No official business was conducted at Wednesday’s meeting. The board will vote to approve the new SRO contract at its monthly meeting next week.

CPS began allowing individual local school councils to vote on whether they wanted to add, maintain or eliminate SRO positions at their schools. The district has also retooled its agreements with the police department to better define an SRO’s responsibilities and to give school leaders more control over the officers in their buildings.

Board member Elizabeth Todd-Breland on Wednesday expressed concern that schools serving mostly Black students remain overrepresented among those employing SROs.

“So we are disproportionately policing Black children in schools,” she said, “in some buildings in particular with very low student populations. So you have like a one SRO to every 40 student ratio, which is troubling.”

Asked about the contract vote Wednesday, Mayor Brandon Johnson noted that LSCs have the final say in whether a school employs any school resource officers, but recognized that many children have been “raised in communities where there’s a great deal of trauma that has been untreated.”

“I think it’s important that as a city we recognize that our priorities have to be in the development of the full child and a budgetary decision that will ultimately come down to whether or not a local school council believes that’s the best pathway forward,” he said. “I support LSCs and the democratic process that has been established through that particular means of government.”

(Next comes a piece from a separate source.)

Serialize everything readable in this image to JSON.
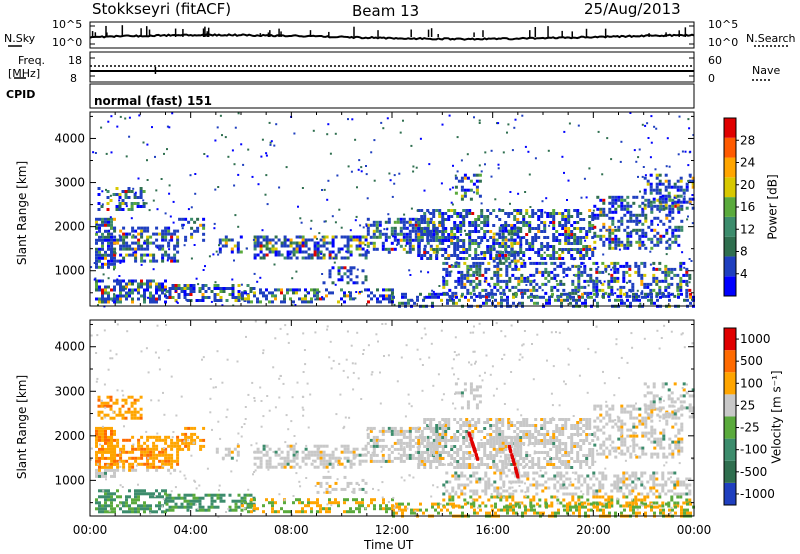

According to Chou, CPS plans to conduct research moving forward to assess the impact of SROs, both at schools that still use resource officers and also at ones that have removed them from their buildings.

Chou said the district has also had conversations with CPD officials about the use of mobile patrols, which could be assigned to monitor multiple different school campuses.

“What we have heard is schools like that safety, that knowledge of knowing if and when they need a police officer, they will be there,” Chou said. “If that could be met through mobile patrols, they would be more likely or comfortable in removing their police.”

Heather Cherone contributed to this report.